Elijah, the great prophet who has traveled the length of Israel and spoken the word of the Lord directly to Israel’s king, is now about to take the longest journey of all. Somehow he knows that his time has come. His disciple Elisha knows too, but they do not speak of it. Instead, Elijah turns to Elisha and says, “Stay here; for the Lord has sent me as far as Bethel.”
Elisha will hear none of it. He vows, “As the Lord lives, and as you yourself live, I will not leave you.” So they go down to Bethel together, with the unspoken reality of impending death accompanying them.
When they reach Bethel, the prophets of that city can see the reality that follows Elijah like a shadow. They take Elisha aside and ask if he knows. He replies, “Yes, I know; keep silent.” The reality of what lies ahead may be inescapable, but let it remain unnamed. Some realities seem too large and too powerful to be named.
As Elijah heads out for Jericho, he again asks Elisha not to go with him, and again the disciple vows that he will not leave the master. The prophets of Jericho ask, “Do you know that today the Lord will take your master away from you?”
Does Elisha know? Does one know when one’s heart is breaking? If only he could forget for just a moment! “Yes, I know,” he replies, “but be silent.”
Perhaps Elijah wants to spare his young disciple the pain of good-bye. Or perhaps Elijah wants to spare himself. Again Elijah says, “Elisha, stay here,” and again, in what has become a familiar dance between the two, Elisha vows not to leave Elijah.
When they reach the Jordan there are more prophets, but they do not take Elisha aside.

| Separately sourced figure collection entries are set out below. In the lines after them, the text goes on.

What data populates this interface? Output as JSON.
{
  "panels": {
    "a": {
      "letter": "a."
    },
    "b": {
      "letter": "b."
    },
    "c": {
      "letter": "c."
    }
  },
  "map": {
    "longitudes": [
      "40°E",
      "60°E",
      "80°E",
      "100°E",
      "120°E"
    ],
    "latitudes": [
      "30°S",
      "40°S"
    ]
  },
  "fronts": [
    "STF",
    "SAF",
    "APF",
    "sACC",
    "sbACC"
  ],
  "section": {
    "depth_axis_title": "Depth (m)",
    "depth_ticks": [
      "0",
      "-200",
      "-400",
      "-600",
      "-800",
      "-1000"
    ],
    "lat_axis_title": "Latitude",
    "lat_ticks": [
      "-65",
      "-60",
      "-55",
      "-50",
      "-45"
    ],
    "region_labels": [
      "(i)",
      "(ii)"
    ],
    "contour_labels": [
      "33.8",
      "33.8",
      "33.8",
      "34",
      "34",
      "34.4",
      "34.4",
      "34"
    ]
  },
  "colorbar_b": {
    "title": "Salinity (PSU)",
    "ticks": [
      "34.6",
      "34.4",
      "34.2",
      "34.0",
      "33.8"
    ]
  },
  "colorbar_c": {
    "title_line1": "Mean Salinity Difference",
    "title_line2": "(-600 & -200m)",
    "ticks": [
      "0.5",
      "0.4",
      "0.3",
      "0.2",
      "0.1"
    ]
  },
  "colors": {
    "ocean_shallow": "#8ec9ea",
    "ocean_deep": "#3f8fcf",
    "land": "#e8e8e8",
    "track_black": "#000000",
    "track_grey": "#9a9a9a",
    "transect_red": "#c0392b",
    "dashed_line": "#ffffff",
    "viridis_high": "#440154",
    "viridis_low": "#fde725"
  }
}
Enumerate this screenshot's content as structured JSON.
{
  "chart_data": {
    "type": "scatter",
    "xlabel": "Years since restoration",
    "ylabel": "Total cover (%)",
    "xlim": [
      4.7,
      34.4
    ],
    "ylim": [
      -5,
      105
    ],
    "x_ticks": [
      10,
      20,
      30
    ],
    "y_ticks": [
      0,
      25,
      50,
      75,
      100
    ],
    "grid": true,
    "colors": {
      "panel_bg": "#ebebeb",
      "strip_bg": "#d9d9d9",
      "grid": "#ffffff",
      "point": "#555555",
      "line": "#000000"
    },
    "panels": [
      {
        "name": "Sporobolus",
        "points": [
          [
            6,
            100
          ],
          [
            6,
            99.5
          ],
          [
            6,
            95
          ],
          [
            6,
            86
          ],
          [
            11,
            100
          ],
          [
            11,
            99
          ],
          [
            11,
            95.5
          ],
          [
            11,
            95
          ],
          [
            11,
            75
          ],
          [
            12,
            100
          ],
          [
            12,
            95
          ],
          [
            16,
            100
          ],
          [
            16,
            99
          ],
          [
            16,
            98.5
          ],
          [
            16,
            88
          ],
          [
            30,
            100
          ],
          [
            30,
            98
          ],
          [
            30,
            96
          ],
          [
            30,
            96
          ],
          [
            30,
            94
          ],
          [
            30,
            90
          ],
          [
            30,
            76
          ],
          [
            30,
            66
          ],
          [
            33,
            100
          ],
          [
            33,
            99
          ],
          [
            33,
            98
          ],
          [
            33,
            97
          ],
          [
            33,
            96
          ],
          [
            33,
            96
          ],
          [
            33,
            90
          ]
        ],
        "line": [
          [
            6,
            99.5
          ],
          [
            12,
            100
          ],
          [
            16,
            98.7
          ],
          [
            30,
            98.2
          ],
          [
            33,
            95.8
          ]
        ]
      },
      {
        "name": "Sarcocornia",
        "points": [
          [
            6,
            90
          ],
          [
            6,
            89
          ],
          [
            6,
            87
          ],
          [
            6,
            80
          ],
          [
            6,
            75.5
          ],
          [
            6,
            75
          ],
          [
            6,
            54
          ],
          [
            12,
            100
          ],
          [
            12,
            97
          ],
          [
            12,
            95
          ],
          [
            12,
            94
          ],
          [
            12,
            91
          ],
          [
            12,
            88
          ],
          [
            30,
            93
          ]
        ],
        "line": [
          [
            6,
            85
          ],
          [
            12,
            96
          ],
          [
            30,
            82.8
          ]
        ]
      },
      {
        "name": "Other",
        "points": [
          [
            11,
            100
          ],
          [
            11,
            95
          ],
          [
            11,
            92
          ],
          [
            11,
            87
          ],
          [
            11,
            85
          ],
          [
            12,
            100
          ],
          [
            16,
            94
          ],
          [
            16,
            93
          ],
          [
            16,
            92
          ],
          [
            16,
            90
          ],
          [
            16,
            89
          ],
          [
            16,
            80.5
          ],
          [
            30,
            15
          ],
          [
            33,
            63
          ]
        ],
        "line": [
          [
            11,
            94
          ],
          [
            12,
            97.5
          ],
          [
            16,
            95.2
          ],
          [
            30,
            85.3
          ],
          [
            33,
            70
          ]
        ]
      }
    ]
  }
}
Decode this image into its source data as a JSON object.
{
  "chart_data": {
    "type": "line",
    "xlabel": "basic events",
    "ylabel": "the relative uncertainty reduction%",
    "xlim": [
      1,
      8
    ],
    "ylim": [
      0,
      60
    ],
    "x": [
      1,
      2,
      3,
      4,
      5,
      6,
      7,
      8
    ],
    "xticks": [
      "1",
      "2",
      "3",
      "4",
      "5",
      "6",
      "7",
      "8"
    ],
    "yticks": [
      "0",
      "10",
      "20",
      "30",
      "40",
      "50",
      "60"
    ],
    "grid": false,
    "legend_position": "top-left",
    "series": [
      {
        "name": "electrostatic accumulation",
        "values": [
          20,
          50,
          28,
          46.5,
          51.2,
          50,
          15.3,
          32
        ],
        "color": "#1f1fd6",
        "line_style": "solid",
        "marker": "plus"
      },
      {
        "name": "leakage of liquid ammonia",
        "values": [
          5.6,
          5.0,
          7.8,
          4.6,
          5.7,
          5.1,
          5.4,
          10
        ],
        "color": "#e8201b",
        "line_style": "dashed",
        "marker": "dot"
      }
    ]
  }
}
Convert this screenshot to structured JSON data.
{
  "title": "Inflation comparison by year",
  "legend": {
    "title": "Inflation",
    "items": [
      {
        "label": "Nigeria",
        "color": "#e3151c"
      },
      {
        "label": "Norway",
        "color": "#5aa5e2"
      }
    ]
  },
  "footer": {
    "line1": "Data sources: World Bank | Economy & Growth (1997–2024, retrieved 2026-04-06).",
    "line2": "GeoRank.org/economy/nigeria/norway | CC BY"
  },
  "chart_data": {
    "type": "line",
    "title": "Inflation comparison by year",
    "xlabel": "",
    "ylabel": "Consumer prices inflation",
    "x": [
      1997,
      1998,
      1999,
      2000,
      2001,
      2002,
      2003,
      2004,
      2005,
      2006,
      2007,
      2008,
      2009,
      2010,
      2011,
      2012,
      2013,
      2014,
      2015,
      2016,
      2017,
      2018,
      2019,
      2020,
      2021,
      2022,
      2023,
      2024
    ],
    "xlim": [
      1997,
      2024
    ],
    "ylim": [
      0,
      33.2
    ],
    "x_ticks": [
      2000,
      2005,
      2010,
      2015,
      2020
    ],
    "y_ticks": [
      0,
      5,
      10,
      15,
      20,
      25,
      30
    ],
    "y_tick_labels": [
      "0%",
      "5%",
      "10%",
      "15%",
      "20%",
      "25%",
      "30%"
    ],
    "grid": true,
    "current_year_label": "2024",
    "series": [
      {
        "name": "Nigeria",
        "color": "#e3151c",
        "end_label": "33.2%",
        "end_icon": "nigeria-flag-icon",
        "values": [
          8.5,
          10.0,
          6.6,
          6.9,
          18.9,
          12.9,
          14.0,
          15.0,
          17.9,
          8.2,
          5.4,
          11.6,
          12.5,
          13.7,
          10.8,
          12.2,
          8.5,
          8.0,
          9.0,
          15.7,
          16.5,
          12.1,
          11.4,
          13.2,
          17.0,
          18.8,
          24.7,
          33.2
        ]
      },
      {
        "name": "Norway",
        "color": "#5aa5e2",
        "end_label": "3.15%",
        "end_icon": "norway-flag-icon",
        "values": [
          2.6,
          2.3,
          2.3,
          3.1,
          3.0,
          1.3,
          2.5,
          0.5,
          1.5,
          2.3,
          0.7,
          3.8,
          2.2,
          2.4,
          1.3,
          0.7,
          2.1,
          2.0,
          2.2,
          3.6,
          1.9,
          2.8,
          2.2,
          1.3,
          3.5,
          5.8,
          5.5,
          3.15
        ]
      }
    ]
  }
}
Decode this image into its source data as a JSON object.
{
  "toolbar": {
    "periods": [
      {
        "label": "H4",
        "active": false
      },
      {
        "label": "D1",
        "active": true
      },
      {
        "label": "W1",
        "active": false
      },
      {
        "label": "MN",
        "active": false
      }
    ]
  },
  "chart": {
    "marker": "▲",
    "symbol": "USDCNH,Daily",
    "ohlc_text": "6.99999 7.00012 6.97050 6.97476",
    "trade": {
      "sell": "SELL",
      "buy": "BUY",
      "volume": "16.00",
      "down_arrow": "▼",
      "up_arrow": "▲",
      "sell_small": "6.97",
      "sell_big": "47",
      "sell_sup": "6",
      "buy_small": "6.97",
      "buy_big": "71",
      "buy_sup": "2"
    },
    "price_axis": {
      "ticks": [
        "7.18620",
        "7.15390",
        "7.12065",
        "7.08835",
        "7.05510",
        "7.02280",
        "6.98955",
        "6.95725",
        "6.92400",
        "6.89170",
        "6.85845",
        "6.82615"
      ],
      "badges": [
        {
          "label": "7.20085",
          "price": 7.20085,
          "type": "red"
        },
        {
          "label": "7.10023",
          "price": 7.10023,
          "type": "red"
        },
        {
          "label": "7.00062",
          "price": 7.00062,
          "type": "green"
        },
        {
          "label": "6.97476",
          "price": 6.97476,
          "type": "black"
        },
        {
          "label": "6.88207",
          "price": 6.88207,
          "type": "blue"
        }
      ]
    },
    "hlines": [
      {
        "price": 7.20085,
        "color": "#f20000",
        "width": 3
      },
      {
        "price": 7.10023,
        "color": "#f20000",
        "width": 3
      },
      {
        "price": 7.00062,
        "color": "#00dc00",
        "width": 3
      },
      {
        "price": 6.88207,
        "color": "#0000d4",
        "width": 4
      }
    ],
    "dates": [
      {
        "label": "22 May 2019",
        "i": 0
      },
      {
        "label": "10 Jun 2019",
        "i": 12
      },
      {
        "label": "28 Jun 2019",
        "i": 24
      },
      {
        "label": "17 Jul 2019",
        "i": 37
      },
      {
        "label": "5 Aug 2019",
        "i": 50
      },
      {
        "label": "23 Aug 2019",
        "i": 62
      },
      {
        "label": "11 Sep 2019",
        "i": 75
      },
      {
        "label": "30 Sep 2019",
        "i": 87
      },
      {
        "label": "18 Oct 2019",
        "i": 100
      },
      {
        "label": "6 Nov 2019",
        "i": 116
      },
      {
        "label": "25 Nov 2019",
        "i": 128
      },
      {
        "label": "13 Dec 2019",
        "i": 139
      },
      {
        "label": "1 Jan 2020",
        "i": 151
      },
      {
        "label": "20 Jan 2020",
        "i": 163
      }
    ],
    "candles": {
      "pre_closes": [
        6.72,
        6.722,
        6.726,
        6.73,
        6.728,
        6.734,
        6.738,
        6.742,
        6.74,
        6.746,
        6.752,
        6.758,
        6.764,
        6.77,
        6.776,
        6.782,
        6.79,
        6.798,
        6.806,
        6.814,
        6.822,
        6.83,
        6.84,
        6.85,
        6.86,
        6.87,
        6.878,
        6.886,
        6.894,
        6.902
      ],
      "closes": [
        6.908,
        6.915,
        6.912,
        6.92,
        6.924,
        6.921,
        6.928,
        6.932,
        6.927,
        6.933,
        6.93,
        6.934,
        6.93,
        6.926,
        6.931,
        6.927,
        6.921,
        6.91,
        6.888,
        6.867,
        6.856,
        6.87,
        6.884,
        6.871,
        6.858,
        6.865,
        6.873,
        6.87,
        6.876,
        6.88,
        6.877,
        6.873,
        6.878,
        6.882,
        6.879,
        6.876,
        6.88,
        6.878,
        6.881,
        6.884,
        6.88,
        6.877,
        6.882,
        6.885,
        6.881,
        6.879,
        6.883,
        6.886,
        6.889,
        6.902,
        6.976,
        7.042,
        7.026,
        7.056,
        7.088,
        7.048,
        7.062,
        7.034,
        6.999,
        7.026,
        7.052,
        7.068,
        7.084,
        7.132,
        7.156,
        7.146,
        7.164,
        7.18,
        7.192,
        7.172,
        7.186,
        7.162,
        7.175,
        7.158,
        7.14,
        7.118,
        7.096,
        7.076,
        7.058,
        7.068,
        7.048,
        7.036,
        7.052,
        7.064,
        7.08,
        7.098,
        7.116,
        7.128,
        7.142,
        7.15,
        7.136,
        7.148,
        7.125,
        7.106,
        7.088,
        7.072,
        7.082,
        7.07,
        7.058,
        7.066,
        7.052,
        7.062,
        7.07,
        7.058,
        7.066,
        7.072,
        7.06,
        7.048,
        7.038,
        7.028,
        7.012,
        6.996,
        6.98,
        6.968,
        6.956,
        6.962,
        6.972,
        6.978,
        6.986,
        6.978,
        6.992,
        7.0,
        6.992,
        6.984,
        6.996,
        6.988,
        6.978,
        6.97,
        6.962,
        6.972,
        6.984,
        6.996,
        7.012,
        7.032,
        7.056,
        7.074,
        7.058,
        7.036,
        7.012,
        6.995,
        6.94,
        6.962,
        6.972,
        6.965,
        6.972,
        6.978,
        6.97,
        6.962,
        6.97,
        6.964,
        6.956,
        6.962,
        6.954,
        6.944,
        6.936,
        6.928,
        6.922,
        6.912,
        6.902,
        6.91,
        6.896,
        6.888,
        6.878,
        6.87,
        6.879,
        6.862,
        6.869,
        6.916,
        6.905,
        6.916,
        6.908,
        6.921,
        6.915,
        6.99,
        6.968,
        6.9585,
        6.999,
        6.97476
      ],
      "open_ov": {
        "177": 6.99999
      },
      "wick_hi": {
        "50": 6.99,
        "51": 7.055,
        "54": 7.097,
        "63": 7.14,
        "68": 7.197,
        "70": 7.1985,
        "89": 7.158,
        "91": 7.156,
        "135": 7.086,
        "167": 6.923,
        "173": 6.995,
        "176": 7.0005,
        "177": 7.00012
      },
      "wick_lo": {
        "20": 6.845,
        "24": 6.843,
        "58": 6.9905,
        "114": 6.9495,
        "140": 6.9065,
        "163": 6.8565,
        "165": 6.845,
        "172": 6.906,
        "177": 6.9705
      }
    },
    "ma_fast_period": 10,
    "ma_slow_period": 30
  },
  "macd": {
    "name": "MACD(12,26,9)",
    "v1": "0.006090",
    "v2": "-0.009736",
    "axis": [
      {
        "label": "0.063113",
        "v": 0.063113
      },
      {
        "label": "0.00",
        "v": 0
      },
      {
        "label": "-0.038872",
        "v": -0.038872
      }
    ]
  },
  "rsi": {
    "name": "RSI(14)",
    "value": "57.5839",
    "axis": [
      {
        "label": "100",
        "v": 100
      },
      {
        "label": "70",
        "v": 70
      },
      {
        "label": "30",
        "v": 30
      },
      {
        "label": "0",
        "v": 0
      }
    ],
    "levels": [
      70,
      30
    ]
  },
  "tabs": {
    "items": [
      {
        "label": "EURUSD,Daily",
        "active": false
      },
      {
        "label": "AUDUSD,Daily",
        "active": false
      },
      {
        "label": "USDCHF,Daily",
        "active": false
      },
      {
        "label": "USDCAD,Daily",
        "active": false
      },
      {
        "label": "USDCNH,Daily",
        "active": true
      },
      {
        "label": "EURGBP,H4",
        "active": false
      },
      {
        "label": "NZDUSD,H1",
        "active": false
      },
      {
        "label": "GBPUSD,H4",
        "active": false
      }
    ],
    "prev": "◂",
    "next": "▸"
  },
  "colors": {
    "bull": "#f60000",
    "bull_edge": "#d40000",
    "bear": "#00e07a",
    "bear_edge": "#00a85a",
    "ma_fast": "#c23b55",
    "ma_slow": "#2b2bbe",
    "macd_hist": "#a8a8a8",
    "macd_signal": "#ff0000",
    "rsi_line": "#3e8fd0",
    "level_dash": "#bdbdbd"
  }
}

Instead they keep their distance, perhaps seeing that there is nothing more to be said. When the two men reach the banks of the Jordan, Elijah takes his mantle, rolls it up like a towel and snaps it at the water. The water parts so that they can cross to the other side. There they find themselves alone, and Elijah says, “Tell me what I may do for you, before I am taken from you.”
Elisha must have been tossed into a whirlwind of possible responses: “What do I need? I need to know how I can carry on. I need to know how I can be a prophet, when everything I know I learned from you and you are about to leave. I need to know how to be a leader, because all I know is how to follow. I need to know what to say when people turn to listen to the prophet of the Lord . . . and they mean me! I need you to stay.”
What Elisha ends up saying is, “Please leave me a double dose of your spirit.” Elisha assumes that he is half the man Elijah is and that he will need twice his master’s spirit just to break even.
Then Elijah says a curious thing: “If you see me as I am being taken from you, it will be granted you; if not it will not.” What could he possibly mean by that? It is only later that Elisha will know.
As they continue to walk and talk together, a chariot of fire and horses of fire separates the two men. Then a whirlwind gathers up Elijah and lifts him like a child being thrown in the air by his father. Elisha, protecting his eyes from the churning sand, shouts into the wind, “Father, father! The chariots of Israel and its horseman.” When he can no longer see Elijah and the wind has stilled to a whisper, Elisha tears his shirt in two in the traditional expression of grief.
Elijah had said that if Elisha saw him go he would inherit his spirit in double measure. Now it is clear why that was essential. If Elisha had not seen this, he would still be looking for Elijah, and thinking of him as living. Seeing Elijah leave was like seeing the dead body of a loved one—it helped bring home the reality. Seeing the master go made it clear that now it was up to Elisha. The spirit he so admired in another now resided in him.
When I was in my late 20s I was installed as senior minister of First Congregational Church in Burlington, Vermont. My mother came up for the service alone because my father had died a few weeks before. He had been scheduled to preach the sermon at the service. My father had always been the towering presence in my life. Even though I chafed at the suggestion that I had gone into the ministry “to follow in my father’s footsteps,” I knew that they were large footsteps and wondered if I would be able to live up to the standard of faithfulness and effectiveness he had embodied.
My mother brought me one of my father’s pulpit gowns, thinking I might want to wear it for the service. I loved my father and missed him dearly, but I hesitated to wear his robe. I was sure it wouldn’t fit or that somehow I was not yet fit to wear it. I felt like the understudy called to center stage before all the lines are learned.
Nevertheless, I tried on the gown. The sleeves were too long, as was the gown—I had to lift up the hem to walk because otherwise I would have fallen on my face. But in other ways it felt right, as perhaps my mother had known all along. It was my way of seeing my father go and realizing that his spirit had been granted to me, perhaps even in double measure.